La más interesante resultó Política Económica, en la que teniamos que presentar un ensayo, además del examen. Por supuesto, el mío lo hice acerca de la política económica mexicana: las contradicciones del modelo de sustitución de importaciones. Uno de los libros base que utilicé fue el famoso Sunkel y Paz (El subdesarrollo latinoamericano y la teoría del desarrollo, Siglo XXI, 1970), que posteriormente me sería muy útil como maestro. Este libro me resultó importante por tres razones: la importancia de la historia económica para entender las distintas formas que adquiere el desarrollo; el análisis de los distintos modelos dinámicos de crecimiento y, sobre todo, la ruptura con la lógica neoclásica de mutación gradual (la imagen de la curva) y la propuesta de que el desarrollo detona a través de transformaciones deliberadas, de un proceso discontínuo de desequilibrios (en vez del famoso equilibrio de mercados). En otras palabras, que en política económica, el sustantivo es “política”: la dirección y fuerza de las transformaciones dependerá de las relaciones de poder.

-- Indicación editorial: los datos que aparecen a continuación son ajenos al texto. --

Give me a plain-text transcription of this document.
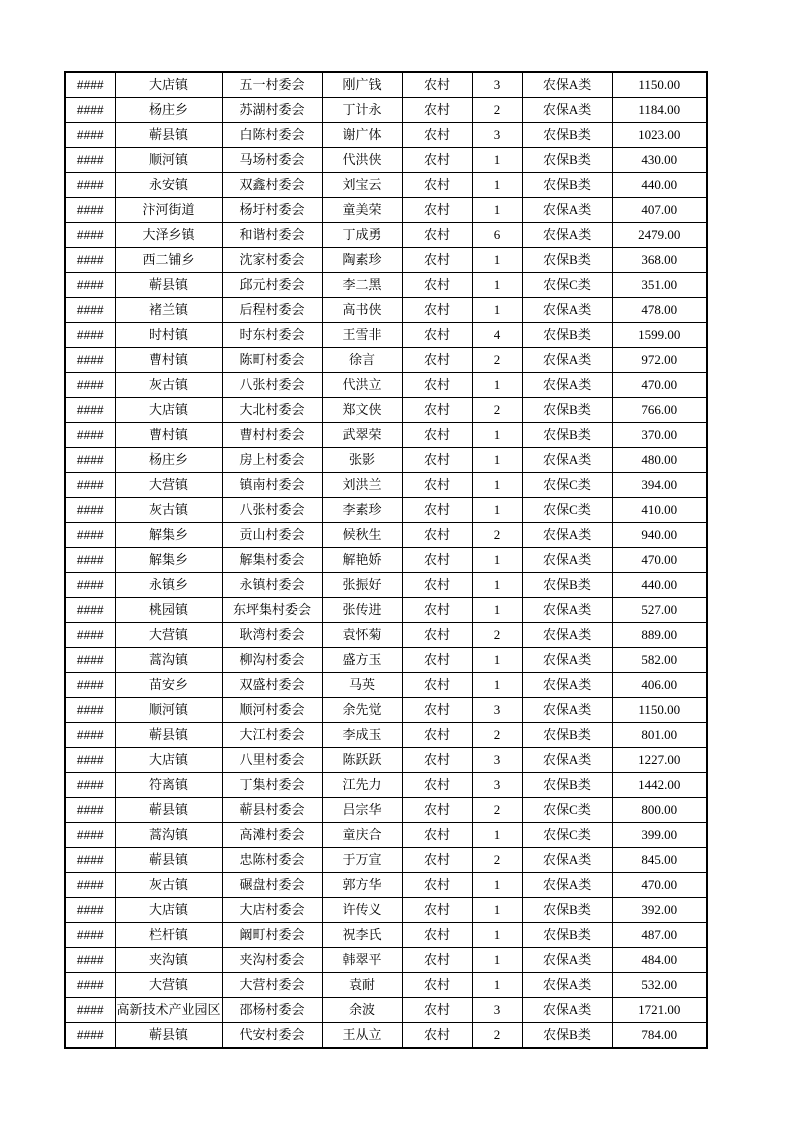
####	大店镇	五一村委会	刚广钱	农村	3	农保A类	1150.00
####	杨庄乡	苏湖村委会	丁计永	农村	2	农保A类	1184.00
####	蕲县镇	白陈村委会	谢广体	农村	3	农保B类	1023.00
####	顺河镇	马场村委会	代洪侠	农村	1	农保B类	430.00
####	永安镇	双鑫村委会	刘宝云	农村	1	农保B类	440.00
####	汴河街道	杨圩村委会	童美荣	农村	1	农保A类	407.00
####	大泽乡镇	和谐村委会	丁成勇	农村	6	农保A类	2479.00
####	西二铺乡	沈家村委会	陶素珍	农村	1	农保B类	368.00
####	蕲县镇	邱元村委会	李二黑	农村	1	农保C类	351.00
####	褚兰镇	后程村委会	高书侠	农村	1	农保A类	478.00
####	时村镇	时东村委会	王雪非	农村	4	农保B类	1599.00
####	曹村镇	陈町村委会	徐言	农村	2	农保A类	972.00
####	灰古镇	八张村委会	代洪立	农村	1	农保A类	470.00
####	大店镇	大北村委会	郑文侠	农村	2	农保B类	766.00
####	曹村镇	曹村村委会	武翠荣	农村	1	农保B类	370.00
####	杨庄乡	房上村委会	张影	农村	1	农保A类	480.00
####	大营镇	镇南村委会	刘洪兰	农村	1	农保C类	394.00
####	灰古镇	八张村委会	李素珍	农村	1	农保C类	410.00
####	解集乡	贡山村委会	候秋生	农村	2	农保A类	940.00
####	解集乡	解集村委会	解艳娇	农村	1	农保A类	470.00
####	永镇乡	永镇村委会	张振好	农村	1	农保B类	440.00
####	桃园镇	东坪集村委会	张传进	农村	1	农保A类	527.00
####	大营镇	耿湾村委会	袁怀菊	农村	2	农保A类	889.00
####	蒿沟镇	柳沟村委会	盛方玉	农村	1	农保A类	582.00
####	苗安乡	双盛村委会	马英	农村	1	农保A类	406.00
####	顺河镇	顺河村委会	余先觉	农村	3	农保A类	1150.00
####	蕲县镇	大江村委会	李成玉	农村	2	农保B类	801.00
####	大店镇	八里村委会	陈跃跃	农村	3	农保A类	1227.00
####	符离镇	丁集村委会	江先力	农村	3	农保B类	1442.00
####	蕲县镇	蕲县村委会	吕宗华	农村	2	农保C类	800.00
####	蒿沟镇	高滩村委会	童庆合	农村	1	农保C类	399.00
####	蕲县镇	忠陈村委会	于万宣	农村	2	农保A类	845.00
####	灰古镇	碾盘村委会	郭方华	农村	1	农保A类	470.00
####	大店镇	大店村委会	许传义	农村	1	农保B类	392.00
####	栏杆镇	阚町村委会	祝李氏	农村	1	农保B类	487.00
####	夹沟镇	夹沟村委会	韩翠平	农村	1	农保A类	484.00
####	大营镇	大营村委会	袁耐	农村	1	农保A类	532.00
####	高新技术产业园区	邵杨村委会	余波	农村	3	农保A类	1721.00
####	蕲县镇	代安村委会	王从立	农村	2	农保B类	784.00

Un par de días antes de ése, que era el último examen del verano, llegó mi mamá a Módena. Había pasado unos días en España con los Valle y habíamos quedado de echarnos un rol por Italia y por París, y luego ir a España donde estaríamos unos días en Madrid y luego yo me iría a Denia, donde Alfonso Vadillo había rentado una cabaña –a la que iría con su hijo de 12 años, que lo visitaba-. Yo le había prestado 100 dólares a Vadillo para que rentara esa cabaña (otro tanto habían hecho otros amigos, según me enteré más tarde).
Tras el examen, partimos en tren a Roma, donde cobré las becas de tres meses de Carreto, Castañares, Mapes y mía. Los cuates me dijeron que por el momento no necesitaban la lana (beneficios del ahorro forzoso del año anterior), así que llené un cinturón de tela que usaba bajo el pantalón con 3 mil 600 dólares en efectivo. Algo no físicamente, pero sí mentalmente incómodo.
Como a muchas personas, a mi mamá Roma la sacó de onda al principio, pero pronto le fascinó. Es algo que tiene esa ciudad: esconde por un rato la magnitud inenarrable de su esplendor. Nos hospedamos en un hotel de Via Nazionale en donde también recaló un tour chistosísimo: quinceañeras mexicanas que daban la vuelta por Europa, en una gira cuyo clímax era bailar el vals con cadetes austriacos en Viena (estudiantes necesitados de una lana, en realidad). Una vez salimos del hotel y vimos a las pobres niñas subirse al camión disfrazadas en vestidos típicos: una chavita hacía esfuerzos para subirse enfundada en un traje completo de china poblana, con sus lentejuelas multicolores y todo. En Roma hice caminar a mi mamá un chingo (pero era aguantadora).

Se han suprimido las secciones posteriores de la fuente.